Palabras clave: plan de estudio; Epistemologías; decolonialidad

1 INTRODUÇÃO

Nos últimos anos, no contexto brasileiro e internacional, o campo do currículo tem incluído em sua agenda a importância de articular os currículos com as diferenças. Outros sujeitos, com suas epistemologias, têm trazido para o campo da educação demandas que por séculos foram negligenciadas, sobretudo, em países colonizados, onde os currículos são espaços privilegiados de imposição da epistemologia ocidental, incluindo sua visão de mundo, de natureza e de ser humano.

Apesar disso, a colonialidade continua marcando os currículos. Como destaca Kilomba (2019), é muito comum que ela, como acadêmica negra, ouça que sua investigação sobre o racismo cotidiano é muito interessante, mas não muito científica, por ser “[...] demasiado subjetiva, ‘muito pessoal’; ‘muito emocional’; ‘muito específica’” (Kilomba, 2019, p. 51). Não é só comum para ela, mas, de modo geral, para todos e todas que buscam pôr em xeque a epistemologia ocidental e sua pretensa universalidade e imparcialidade, principalmente se forem negros e negras ou indígenas. Esses comentários funcionam “como uma máscara que silencia nossas vozes assim que falamos. Eles permitem que o sujeito branco posicione nossos discursos de volta nas margens, como conhecimento desviante, enquanto seus discursos se conservam no centro, como a norma” (Kilomba, 2019, p. 51).

Questões como as apresentadas por Kilomba (2019) impulsionam-nos, neste artigo, a problematizar a epistemologia que sustenta o currículo colonial e a mostrar/reforçar a potência e urgência de outras epistemologias - além daquela eurocentrada - adentrarem nas instituições educacionais para fazerem ressoar currículos decoloniais. Para tal propósito, aproximamo-nos dos estudos decoloniais e mostramos as implicações da epistemologia ocidental/colonial, que se pretende única e universal. Apostamos na diversidade de epistemologias como forma de decolonizar os currículos. As vozes de autores e autoras citados, dentre tantas outras, não cansam de nos lembrar que estar na margem, longe do centro colonial, não representa apenas estar em um espaço periférico de opressão, perda e privação, mas também habitar um espaço de resistência e possibilidades.

Sem ignorar a força que a epistemologia colonial/ocidental ainda tem nos currículos, neste artigo, pretendemos evidenciar que a colonialidade não é algo dado, mas sim cotidianamente posto em xeque nos currículos, especialmente pela presença de outros sujeitos e de suas epistemologias, que há poucos anos lá não estavam ou, pelo menos, não em número tão significativo. Os argumentos são inspirados em uma pesquisa, apoiada pelo CNPq e realizada com acadêmicos de diferentes licenciaturas de uma universidade em uma capital da região centro-oeste do país, em articulação com os teóricos utilizados, todos reconhecidamente críticos da epistemologia moderna/colonial e do eurocentrismo.

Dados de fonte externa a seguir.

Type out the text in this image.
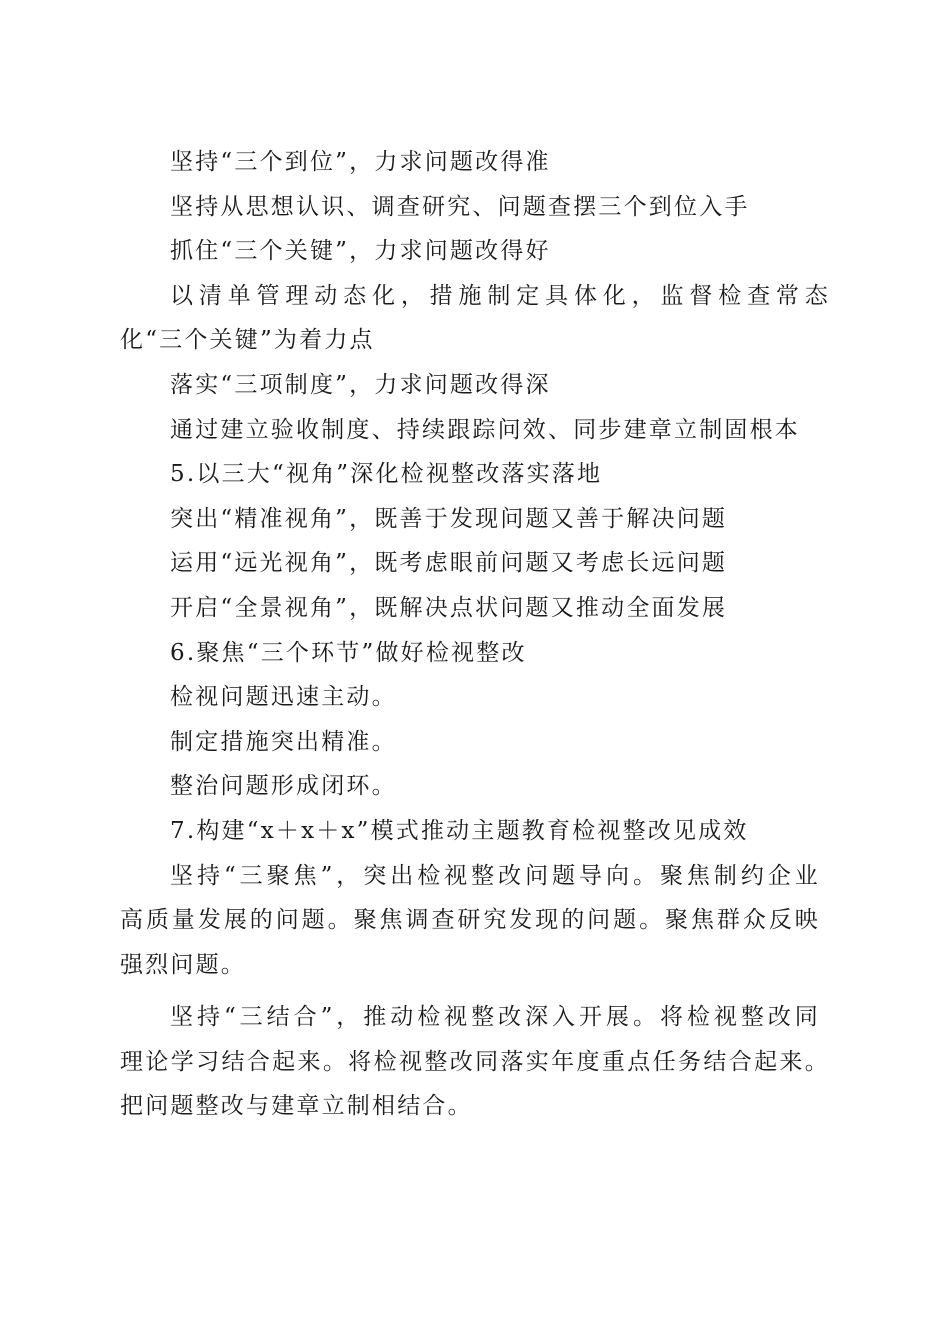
坚持“三个到位”，力求问题改得准

坚持从思想认识、调查研究、问题查摆三个到位入手

抓住“三个关键”，力求问题改得好

以清单管理动态化，措施制定具体化，监督检查常态

化“三个关键”为着力点

落实“三项制度”，力求问题改得深

通过建立验收制度、持续跟踪问效、同步建章立制固根本

5.以三大“视角”深化检视整改落实落地

突出“精准视角”，既善于发现问题又善于解决问题

运用“远光视角”，既考虑眼前问题又考虑长远问题

开启“全景视角”，既解决点状问题又推动全面发展

6.聚焦“三个环节”做好检视整改

检视问题迅速主动。

制定措施突出精准。

整治问题形成闭环。

7.构建“x＋x＋x”模式推动主题教育检视整改见成效

坚持“三聚焦”，突出检视整改问题导向。聚焦制约企业

高质量发展的问题。聚焦调查研究发现的问题。聚焦群众反映

强烈问题。

坚持“三结合”，推动检视整改深入开展。将检视整改同

理论学习结合起来。将检视整改同落实年度重点任务结合起来。

把问题整改与建章立制相结合。
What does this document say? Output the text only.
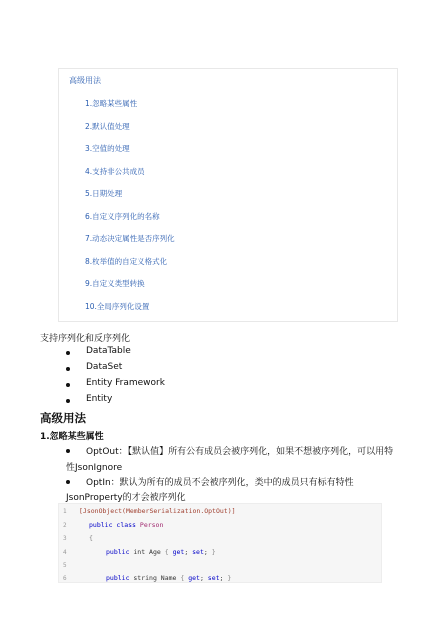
高级用法
1.忽略某些属性
2.默认值处理
3.空值的处理
4.支持非公共成员
5.日期处理
6.自定义序列化的名称
7.动态决定属性是否序列化
8.枚举值的自定义格式化
9.自定义类型转换
10.全局序列化设置
支持序列化和反序列化
DataTable
DataSet
Entity Framework
Entity
高级用法
1.忽略某些属性
OptOut：【默认值】所有公有成员会被序列化，如果不想被序列化，可以用特
性JsonIgnore
OptIn：默认为所有的成员不会被序列化，类中的成员只有标有特性
JsonProperty的才会被序列化
1 [JsonObject(MemberSerialization.OptOut)]
2	public class Person
3	{
4	public int Age { get; set; }
5
6	public string Name { get; set; }
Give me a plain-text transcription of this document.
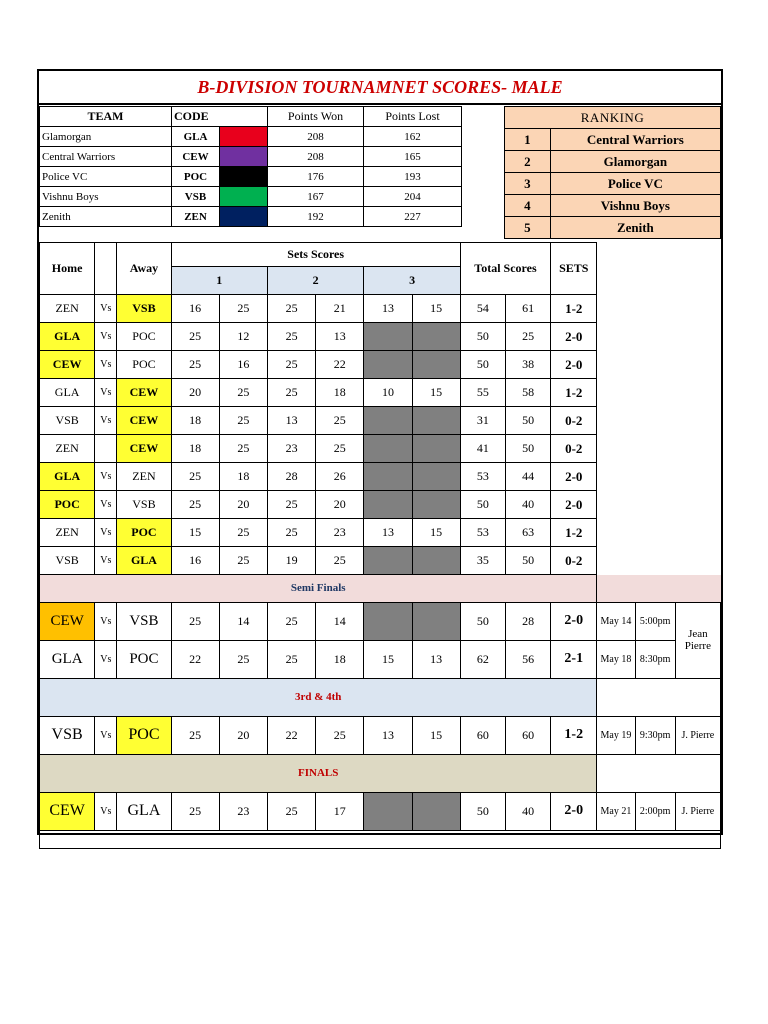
B-DIVISION TOURNAMNET SCORES- MALE
TEAM	CODE		Points Won	Points Lost
Glamorgan	GLA		208	162
Central Warriors	CEW		208	165
Police VC	POC		176	193
Vishnu Boys	VSB		167	204
Zenith	ZEN		192	227
RANKING	
1	Central Warriors
2	Glamorgan
3	Police VC
4	Vishnu Boys
5	Zenith
Home		Away	Sets Scores						Total Scores		SETS			
			1		2		3							
ZEN	Vs	VSB	16	25	25	21	13	15	54	61	1-2			
GLA	Vs	POC	25	12	25	13			50	25	2-0			
CEW	Vs	POC	25	16	25	22			50	38	2-0			
GLA	Vs	CEW	20	25	25	18	10	15	55	58	1-2			
VSB	Vs	CEW	18	25	13	25			31	50	0-2			
ZEN		CEW	18	25	23	25			41	50	0-2			
GLA	Vs	ZEN	25	18	28	26			53	44	2-0			
POC	Vs	VSB	25	20	25	20			50	40	2-0			
ZEN	Vs	POC	15	25	25	23	13	15	53	63	1-2			
VSB	Vs	GLA	16	25	19	25			35	50	0-2			
Semi Finals														
CEW	Vs	VSB	25	14	25	14			50	28	2-0	May 14	5:00pm	Jean Pierre
GLA	Vs	POC	22	25	25	18	15	13	62	56	2-1	May 18	8:30pm	
3rd & 4th														
VSB	Vs	POC	25	20	22	25	13	15	60	60	1-2	May 19	9:30pm	J. Pierre
FINALS														
CEW	Vs	GLA	25	23	25	17			50	40	2-0	May 21	2:00pm	J. Pierre
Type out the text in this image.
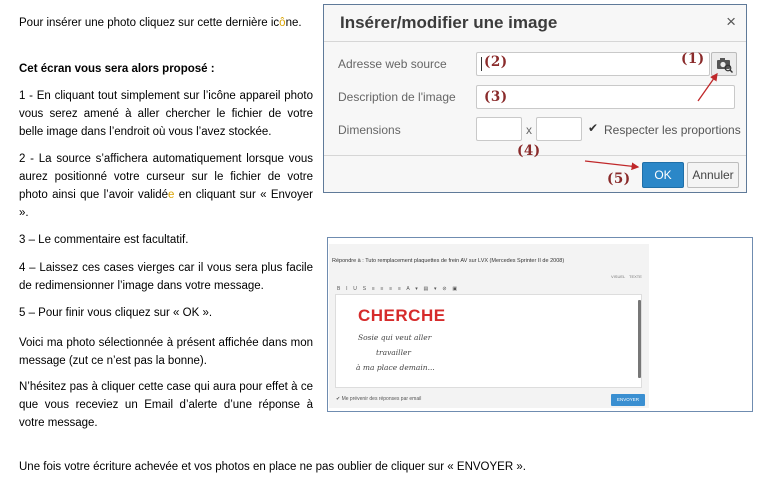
Pour insérer une photo cliquez sur cette dernière icône.

Cet écran vous sera alors proposé :

1 - En cliquant tout simplement sur l’icône appareil photo vous serez amené à aller chercher le fichier de votre belle image dans l’endroit où vous l’avez stockée.

2 - La source s’affichera automatiquement lorsque vous aurez positionné votre curseur sur le fichier de votre photo ainsi que l’avoir validée en cliquant sur « Envoyer ».

3 – Le commentaire est facultatif.

4 – Laissez ces cases vierges car il vous sera plus facile de redimensionner l’image dans votre message.

5 – Pour finir vous cliquez sur « OK ».

Voici ma photo sélectionnée à présent affichée dans mon message (zut ce n’est pas la bonne).

N’hésitez pas à cliquer cette case qui aura pour effet à ce que vous receviez un Email d’alerte d’une réponse à votre message.

Une fois votre écriture achevée et vos photos en place ne pas oublier de cliquer sur « ENVOYER ».
Insérer/modifier une image	×
Adresse web source
Description de l'image
Dimensions	x	✔ Respecter les proportions
OK	Annuler
(1)
(2)
(3)
(4)
(5)
Répondre à : Tuto remplacement plaquettes de frein AV sur LVX (Mercedes Sprinter II de 2008)
VISUEL TEXTE
B I U S ≡ ≡ ≡ ≡ A ▾ ▤ ▾ ⊘ ▣
CHERCHE
Sosie qui veut aller
travailler
à ma place demain...
✔ Me prévenir des réponses par email	ENVOYER
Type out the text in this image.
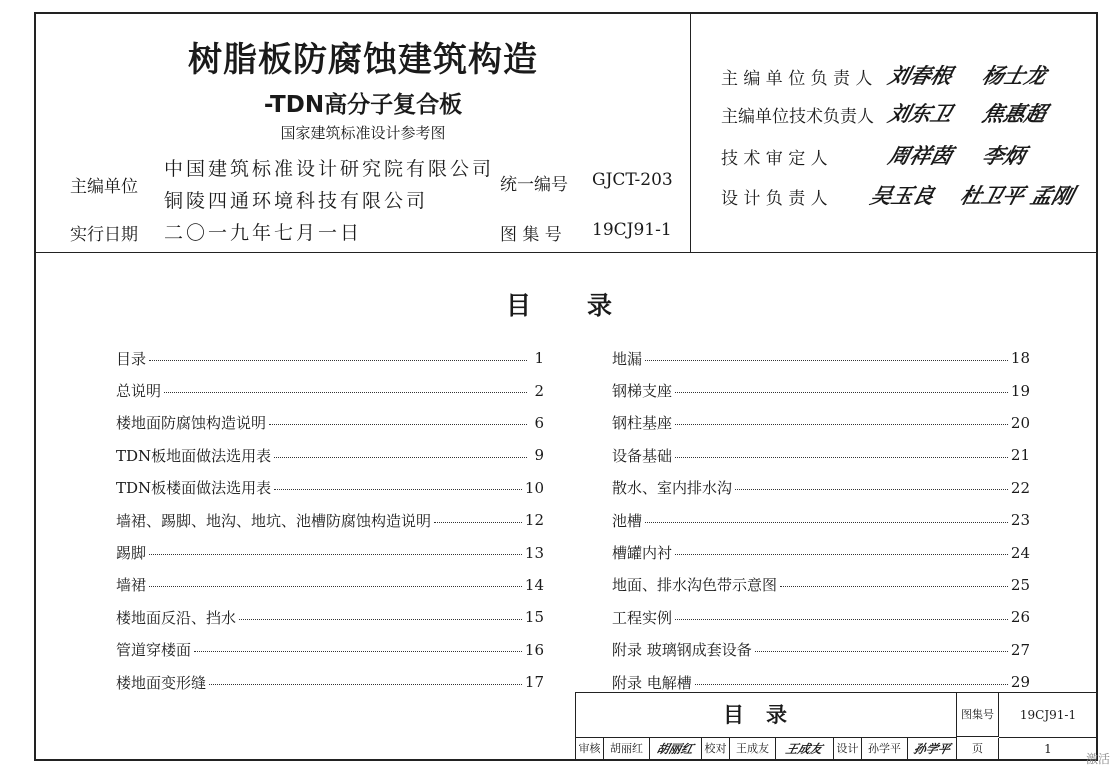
树脂板防腐蚀建筑构造
-TDN高分子复合板
国家建筑标准设计参考图
主编单位
中国建筑标准设计研究院有限公司
铜陵四通环境科技有限公司
实行日期 二〇一九年七月一日
统一编号 GJCT-203
图 集 号 19CJ91-1
主 编 单 位 负 责 人 刘春根 杨士龙
主编单位技术负责人 刘东卫 焦惠超
技 术 审 定 人	周祥茵 李炳
设 计 负 责 人 吴玉良 杜卫平 孟刚
目录
目录	1
总说明	2
楼地面防腐蚀构造说明	6
TDN板地面做法选用表	9
TDN板楼面做法选用表	10
墙裙、踢脚、地沟、地坑、池槽防腐蚀构造说明	12
踢脚	13
墙裙	14
楼地面反沿、挡水	15
管道穿楼面	16
楼地面变形缝	17
地漏	18
钢梯支座	19
钢柱基座	20
设备基础	21
散水、室内排水沟	22
池槽	23
槽罐内衬	24
地面、排水沟色带示意图	25
工程实例	26
附录 玻璃钢成套设备	27
附录 电解槽	29
目录	图集号	19CJ91-1
审核 胡丽红	胡丽红 校对 王成友	王成友	设计 孙学平 孙学平	页	1
激活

2 CURRÍCULOS PARA ALÉM DO EUROCENTRISMO, OU SOBRE OUTRAS EPISTEMOLOGIAS

As disciplinas científicas historicamente produzidas e reproduzidas na academia ocidental e, em decorrência, na educação básica partem da suposição da existência de um metarrelato universal e compreendem as culturas e os povos a partir de estágios de desenvolvimento, ou seja, do primitivo e tradicional até o moderno. Lander (2005) diz que, conforme essa metanarrativa, a sociedade mais avançada nesse processo histórico é a sociedade industrial liberal e que, por isso, é ela que define o modelo de sociedade moderna. A sociedade liberal coloca-se como o único futuro possível para todas as outras culturas e povos. O autor ainda destaca que “aqueles que não conseguirem incorporar-se a esta marcha inexorável da história estão destinados a desaparecer” (Lander, 2005, p. 13).

A narrativa liberal/moderna, segundo Mignolo (2009), com sua força semântica e retórica de progresso, impulsiona o consumo e “se esfuerza por mantener la idea de que la historia es única y desemboca en la ontología de que la idea de modernidad construye, desplaza y complementa la felicidad cristiana con la felicidad terrenal del consumo” (Mignolo, 2014, p. 7). Por isso, um dos propósitos de tal narrativa é a perpetuação de subjetividades modernas devotas à acumulação de riquezas, mercadorias, propriedades. O poder disciplinar exerce, nesse contexto, papel fundamental no controle e normalização das condutas, visto que, como explica Castro-Gómez (2005), o colonizado aparece para o colonizador como o “outro da razão”, cuja marca identitária está relacionada com maldade, barbárie, falta de civilidade - e isso justificaria o exercício de um poder disciplinar sobre as subjetividades dos colonizados.

No entanto, não podemos atribuir ao pensamento neoliberal, nem à conjuntura política atual, a naturalização da sociedade liberal como a forma mais avançada e normal de existência humana. Lander (2005) salienta que ela não é uma construção recente, pois se trata de uma ideia que tem uma longa história no pensamento social ocidental dos últimos séculos. Nas palavras do autor:

O processo que culminou com a consolidação das relações de produção capitalistas e do modo de vida liberal, até que estas adquirissem o caráter de formas naturais de vida social, teve simultaneamente uma dimensão colonial/imperial de conquista e/ou submissão de outros continentes e territórios por parte das potências europeias, e uma encarniçada luta civilizatória no interior do território europeu na qual finalmente acabou-se impondo a hegemonia do projeto liberal (Lander, 2005, p. 12).

A dimensão colonial/imperial que culminou com a hegemonia do projeto liberal desenvolveu, inclusive, formas de conhecimento a partir da perspectiva europeia para compreender/explicar esse modelo de sociedade. Como uma construção eurocêntrica, essas formas de conhecimento, com a proposta de pensar e organizar o tempo e o espaço, não se restringiram à Europa, colocando a perspectiva de sua própria experiência e de sua especificidade histórico-cultural como padrão de referência superior e universal para toda a humanidade.

O caráter universal atribuído à experiência histórica europeia, segundo Lander (2005), converteu-a “nos padrões a partir dos quais se podem analisar e detectar as carências, os atrasos, os freios e impactos perversos que se dão como produto do primitivo ou o tradicional em todas as outras sociedades” (Lander, 2005, p. 13). Com este metarrelato da modernidade, “as outras formas de ser, as outras formas de organização da sociedade, as outras formas de conhecimento, são transformadas não só em diferentes, mas em carentes, arcaicas, primitivas, tradicionais, pré-modernas” (Lander, 2005, p. 13).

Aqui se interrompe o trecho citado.